4. The major traditional outlet for free-market price competition in the health field is in selling goods and services to community health agencies, especially to hospitals. This continues to represent the major potential for price competition. It is growing beyond the traditional goods and services to include contract services, even the entire management of hospitals for community boards, now the fastest growing segment of the investor-owned hospital chain industry.

5. Competition in selling health protection and insurance and health systems is nothing new. It has always been with us, and very intense, as all insurance salesmen know. By and large, Blue Cross and Blue Shield have won out in these competitive struggles, but not always. Price has played a part in these competitive battles, but it has not always been the primary consideration.

Fortunately, influential marketplace economists are pressing for greater price competition in selling health service systems as contrasted with specific services. As far as hospitals are concerned. Blue Cross has been marketing hospital systems since it was started by Justin Ford Kimball in 1929 at Baylor Hospital in Texas. The sooner that hospitals join Blue Cross in marketing hospital systems competitively by the month, the better.

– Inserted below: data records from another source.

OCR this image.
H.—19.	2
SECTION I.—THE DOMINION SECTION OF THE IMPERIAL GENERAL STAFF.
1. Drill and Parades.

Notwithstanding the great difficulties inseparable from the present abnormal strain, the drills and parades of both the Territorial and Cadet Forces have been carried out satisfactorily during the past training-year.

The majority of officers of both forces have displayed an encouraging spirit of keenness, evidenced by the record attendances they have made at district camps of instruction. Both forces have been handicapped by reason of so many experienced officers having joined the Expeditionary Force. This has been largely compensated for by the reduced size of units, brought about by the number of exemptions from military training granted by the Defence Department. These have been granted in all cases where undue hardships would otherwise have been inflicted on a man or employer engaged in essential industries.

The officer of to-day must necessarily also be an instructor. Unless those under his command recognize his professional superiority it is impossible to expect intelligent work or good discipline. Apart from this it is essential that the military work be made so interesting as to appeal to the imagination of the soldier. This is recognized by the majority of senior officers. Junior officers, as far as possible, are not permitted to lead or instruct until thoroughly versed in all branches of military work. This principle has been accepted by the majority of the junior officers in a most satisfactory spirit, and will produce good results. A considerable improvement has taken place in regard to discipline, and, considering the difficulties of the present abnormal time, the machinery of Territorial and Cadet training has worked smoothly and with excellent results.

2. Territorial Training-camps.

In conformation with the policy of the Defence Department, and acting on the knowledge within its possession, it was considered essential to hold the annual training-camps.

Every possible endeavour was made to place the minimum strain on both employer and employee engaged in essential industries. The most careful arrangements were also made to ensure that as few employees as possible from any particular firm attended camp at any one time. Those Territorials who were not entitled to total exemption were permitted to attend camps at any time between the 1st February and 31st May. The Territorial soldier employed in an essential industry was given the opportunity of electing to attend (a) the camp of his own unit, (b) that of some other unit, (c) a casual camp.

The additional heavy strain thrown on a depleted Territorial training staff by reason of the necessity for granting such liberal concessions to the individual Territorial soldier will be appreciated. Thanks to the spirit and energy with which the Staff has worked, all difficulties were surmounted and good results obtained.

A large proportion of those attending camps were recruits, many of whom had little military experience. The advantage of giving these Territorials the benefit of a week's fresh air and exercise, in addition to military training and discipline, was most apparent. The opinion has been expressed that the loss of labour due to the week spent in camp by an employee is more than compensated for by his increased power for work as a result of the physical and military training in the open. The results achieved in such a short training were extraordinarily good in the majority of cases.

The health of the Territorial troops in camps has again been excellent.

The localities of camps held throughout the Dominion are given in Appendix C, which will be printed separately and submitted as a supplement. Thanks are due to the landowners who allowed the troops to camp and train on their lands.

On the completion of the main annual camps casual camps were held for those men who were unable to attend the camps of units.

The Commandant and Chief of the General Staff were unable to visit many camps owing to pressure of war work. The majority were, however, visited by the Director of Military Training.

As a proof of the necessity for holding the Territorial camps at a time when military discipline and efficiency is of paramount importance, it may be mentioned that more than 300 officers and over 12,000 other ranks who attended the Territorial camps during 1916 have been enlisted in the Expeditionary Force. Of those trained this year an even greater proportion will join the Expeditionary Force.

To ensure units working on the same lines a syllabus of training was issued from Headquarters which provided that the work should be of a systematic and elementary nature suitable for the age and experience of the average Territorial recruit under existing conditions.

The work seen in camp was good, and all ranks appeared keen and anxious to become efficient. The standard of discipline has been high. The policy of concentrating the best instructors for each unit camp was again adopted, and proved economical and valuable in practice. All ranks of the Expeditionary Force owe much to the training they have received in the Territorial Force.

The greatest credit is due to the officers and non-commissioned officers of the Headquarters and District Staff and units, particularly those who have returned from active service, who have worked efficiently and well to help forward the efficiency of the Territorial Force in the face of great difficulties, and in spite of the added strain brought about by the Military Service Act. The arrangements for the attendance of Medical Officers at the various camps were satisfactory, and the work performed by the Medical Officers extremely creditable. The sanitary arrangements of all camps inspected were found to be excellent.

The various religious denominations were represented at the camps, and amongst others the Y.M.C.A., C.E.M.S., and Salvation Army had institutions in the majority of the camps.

This notion inevitably leads us to go beyond capitation payment by the buyers to capitation payment to the sellers. Unless hospitals do begin to compete on a capitation basis, they inevitably will be severely squeezed as inpatient utilization continues to drop in the decade ahead.

A balanced look at incentives. When viewed in terms of the requirements of effective community health services, there are a wide variety of positive and negative incentives associated with the marketplace, with government regulation, and equally important with the goals and methods of operation of nongovernmental organizations and community leaders.

Everyone can be enlisted in an effort to rationalize our health services and make them more responsive to individual and social imperatives. It is in the complex give-and-take of money, resources, privileges, service, license, pain, punishment, and recognition that these incentives are found. Sensitive management of these give-and-take situations by all parties involved, with continuous regard to broad community interest, is the key to balanced use of incentives for change. With the help of areawide planning, every participant in the health system whether as a consumer of health services, a paying agency, a philanthropic agency, a physician, a hospital, a medical school, a hospital or medical association, a union leader, a large employer or benefits manager, or what have you can play a role in providing positive and negative incentives to others.

For hospital trustees, the implications of this analysis are clear. By their own example, trustees should challenge all elements in the system to think through their community and public service responsibilities
as well as their self-service responsibilities, and trustees should help others to see how to link the two.
With respect to competition, wasteful competition should be avoided, in contrast with competition to meet community standards competition to break par rather than to break competitors. With respect to regulation, rigid regulation should be avoided whenever self-discipline and voluntary regulation can carry the day. Government regulation should be reserved for those who richly deserve that approach and even then,
that regulation should be carried out with a wide range of sanctions and rewards.